Saturday, February 18, 2012

Trust in Post-Soviet Moldova

There are a lot of remnants of the Soviet past here in Moldova and many challenges to living and working in a developing country. We are in the capital city, so while these challenges exist, they are nothing compared to the underdeveloped villages and towns throughout the country. Many places lack clean water (or running water), suitable infrastructure, access to healthcare, etc.

Another aspect of life here, which in part is due to the Soviet past, is the lack of trust among the people. This lack of trust is coupled with a very low income level (approximately $3,300 per capita in US dollars), and the result is that simple things that I take for granted in America take a lot of my time here.

Francis Fukuyama has written extensively on trust and the development of social capital, and it is very evident how important these concepts are for a stable and development economic system. Social capital arises out of strong horizontal relationships between people beginning with the family but extending beyond to the myriad relationships developed through various ties (friends, colleagues, associations, religion/church, etc.). In the Soviet system these relationships were undermined in favor of the vertical relationships of individual/party/and state. Consequently, trust beyond the family is still significantly lacking in post-Soviet economies.
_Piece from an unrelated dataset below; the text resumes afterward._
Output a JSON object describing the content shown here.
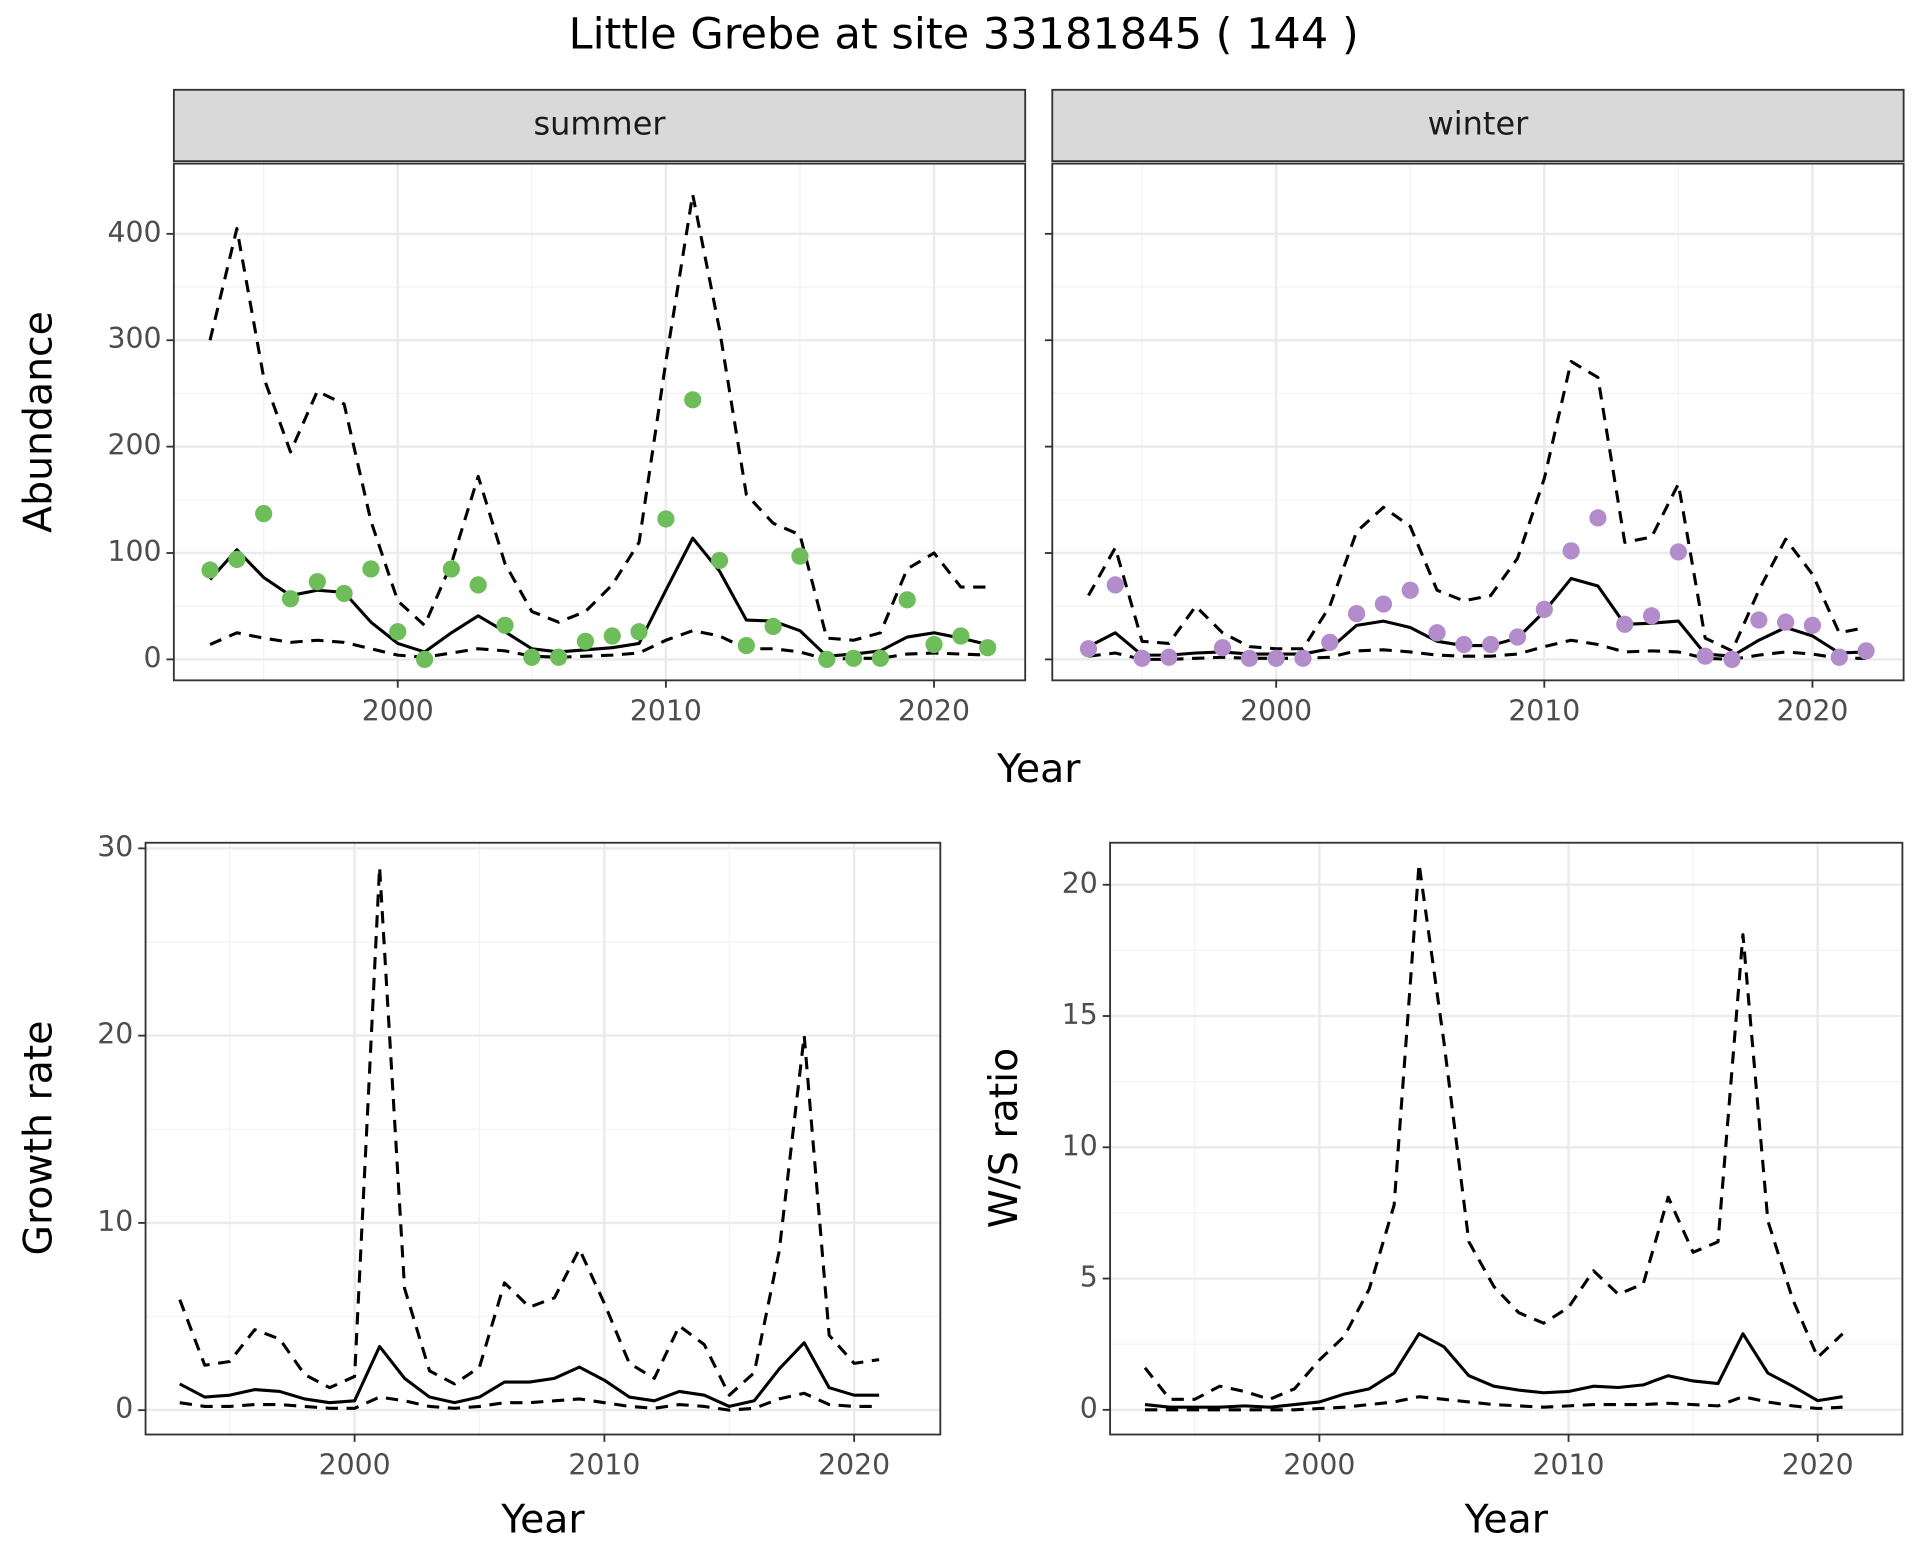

An example of this from my teaching: my current course requires that I give three lectures each week to a large group of students and then I meet with four separate smaller groups twice a week each --all packed into three weeks. Each of these meetings is in a different classroom and often I have to move to different buildings. Some of the classrooms for the seminars and all of the lecture rooms have overhead projectors for displaying PowerPoint slides and thus are kept locked. OK…this is fine so far. The issue is that at the entrance of each building there is a desk staffed by different men (I would say most are in their 60s), and at this desk the professor must obtain the key to enter the classroom containing the projector. In the larger building (which is actually very new and quite nice) there is a set of seven books, one for each floor, where the professor must sign in and out the key each time they use a classroom. The students typically gather in the hallways waiting to enter the rooms as the professor must arrive key in hand.

After each class meeting, the professor must make sure every student has exited the room (and keep out all the students waiting for the next class period) and walk back down to the front desk to sign the key back in. In the meantime, the next professor is often there waiting to sign the key back out in order to conduct the next class. This all must happen, typically, in 10 minutes (the time between each class period), and it often requires walking down/up many flights of stairs due to very slow and very overcrowded elevators (no ADA in Moldova – or all of Europe for that matter).

I am often rushing up and down seven flights of stairs and between buildings in order to get and give keys and begin the process again. Of course the men guarding the keys don’t speak English.

An easy solution: how about use the same key for all the classrooms and give one to each professor? Or why not put key-code locks on the doors and give the professors the code?? Again, the trust factor simply has not been established here…professors are not trusted, students are not trusted, and there is no trust that one will not pay off the other to obtain access.

It is fascinating to live in a place that has so many evolving institutions -- both formal laws etc. and informal behaviors – like trust --especially compared to my experience back in America. We Americans take many things for granted which provide a certainty in our lives that many countries simply do not experience.